Mercury, Bichloride of.

Symbol, HgCl{2}. Atomic weight, 274.

This salt, also called corrosive sublimate, and sometimes chloride of mercury (the atomic weight of mercury being halved), may be formed by heating mercury in excess of chlorine, or, more economically, by subliming a mixture of persulphate of mercury and chloride of sodium.

Properties.—a very corrosive and poisonous salt, usually sold in semi-transparent, crystalline masses, or in the state of powder. Soluble in 16 parts of cold, and in 3 of hot water; more abundantly so in alcohol, and also in ether. The solubility in water may be increased almost to any extent by the addition of free hydrochloric acid.
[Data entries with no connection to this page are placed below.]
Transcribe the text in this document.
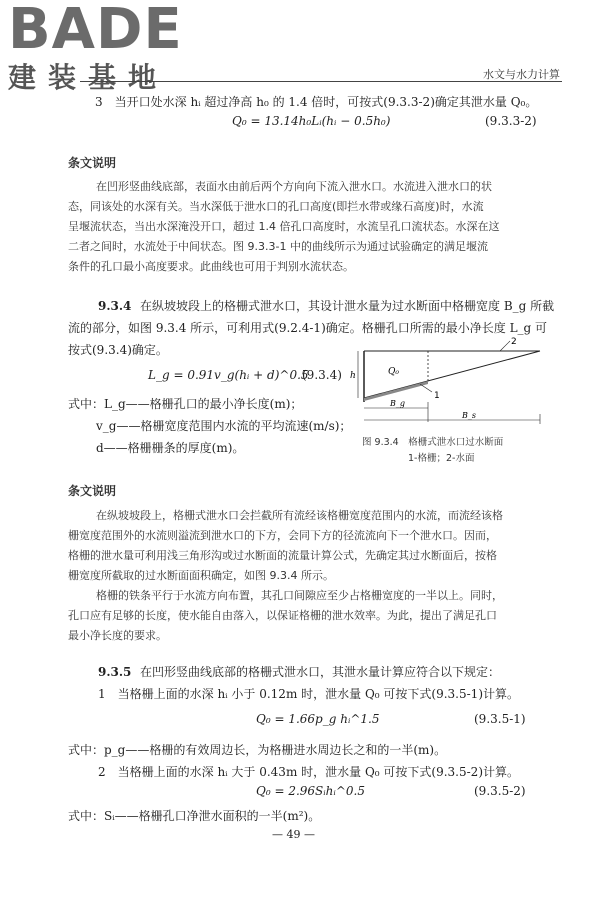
BADE
建装基地	水文与水力计算
3　当开口处水深 hᵢ 超过净高 h₀ 的 1.4 倍时，可按式(9.3.3-2)确定其泄水量 Q₀。
Q₀ = 13.14h₀Lᵢ(hᵢ − 0.5h₀)	(9.3.3-2)
条文说明
在凹形竖曲线底部，表面水由前后两个方向向下流入泄水口。水流进入泄水口的状
态，同该处的水深有关。当水深低于泄水口的孔口高度(即拦水带或缘石高度)时，水流
呈堰流状态，当出水深淹没开口，超过 1.4 倍孔口高度时，水流呈孔口流状态。水深在这
二者之间时，水流处于中间状态。图 9.3.3-1 中的曲线所示为通过试验确定的满足堰流
条件的孔口最小高度要求。此曲线也可用于判别水流状态。
9.3.4 在纵坡坡段上的格栅式泄水口，其设计泄水量为过水断面中格栅宽度 B_g 所截
流的部分，如图 9.3.4 所示，可利用式(9.2.4-1)确定。格栅孔口所需的最小净长度 L_g 可
按式(9.3.4)确定。
L_g = 0.91v_g(hᵢ + d)^0.5
(9.3.4)
式中：L_g——格栅孔口的最小净长度(m)；
v_g——格栅宽度范围内水流的平均流速(m/s)；
d——格栅栅条的厚度(m)。
2
1
h	Q₀
B_g
B_s
图 9.3.4　格栅式泄水口过水断面
1-格栅；2-水面
条文说明
在纵坡坡段上，格栅式泄水口会拦截所有流经该格栅宽度范围内的水流，而流经该格
栅宽度范围外的水流则溢流到泄水口的下方，会同下方的径流流向下一个泄水口。因而，
格栅的泄水量可利用浅三角形沟或过水断面的流量计算公式，先确定其过水断面后，按格
栅宽度所截取的过水断面面积确定，如图 9.3.4 所示。
格栅的铁条平行于水流方向布置，其孔口间隙应至少占格栅宽度的一半以上。同时，
孔口应有足够的长度，使水能自由落入，以保证格栅的泄水效率。为此，提出了满足孔口
最小净长度的要求。
9.3.5 在凹形竖曲线底部的格栅式泄水口，其泄水量计算应符合以下规定：
1　当格栅上面的水深 hᵢ 小于 0.12m 时，泄水量 Q₀ 可按下式(9.3.5-1)计算。
Q₀ = 1.66p_g hᵢ^1.5	(9.3.5-1)
式中：p_g——格栅的有效周边长，为格栅进水周边长之和的一半(m)。
2　当格栅上面的水深 hᵢ 大于 0.43m 时，泄水量 Q₀ 可按下式(9.3.5-2)计算。
Q₀ = 2.96Sᵢhᵢ^0.5	(9.3.5-2)
式中：Sᵢ——格栅孔口净泄水面积的一半(m²)。
— 49 —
The protochloride of mercury is an insoluble white powder, commonly known under the name of calomel.

Milk.

The milk of herbivorous animals contains three principal constituents—fatty matter, caseine, and sugar; in addition to these, small quantities of the chloride of potassium, and of phosphates of lime and magnesia, are present.

The fatty matter is contained in small cells, and forms the greater part of the cream which rises to the surface of the milk on standing. Hence skimmed milk is to be preferred for photographic use.

The second constituent, caseine, is an organic principle somewhat analogous to albumen in composition and properties. Its aqueous solution however does not, like albumen, coagulate on boiling, unless an acid be present, which probably removes a small portion of alkali with which the caseine was previously combined. The substance termed "rennet," which is the dried stomach of the calf, possesses the property of coagulating caseine, but the exact mode of its action is unknown. Sherry wine is also employed to curdle milk; but brandy and other spirituous liquids, when free from acid and astringent matter, have no effect.

In all these cases a proportion of the caseine usually remains in a soluble form in the whey; but when the milk is coagulated by the addition of acids, the quantity so left is very small, and hence the use of the rennet is to be preferred, since the presence of caseine facilitates the reduction of the sensitive silver salts.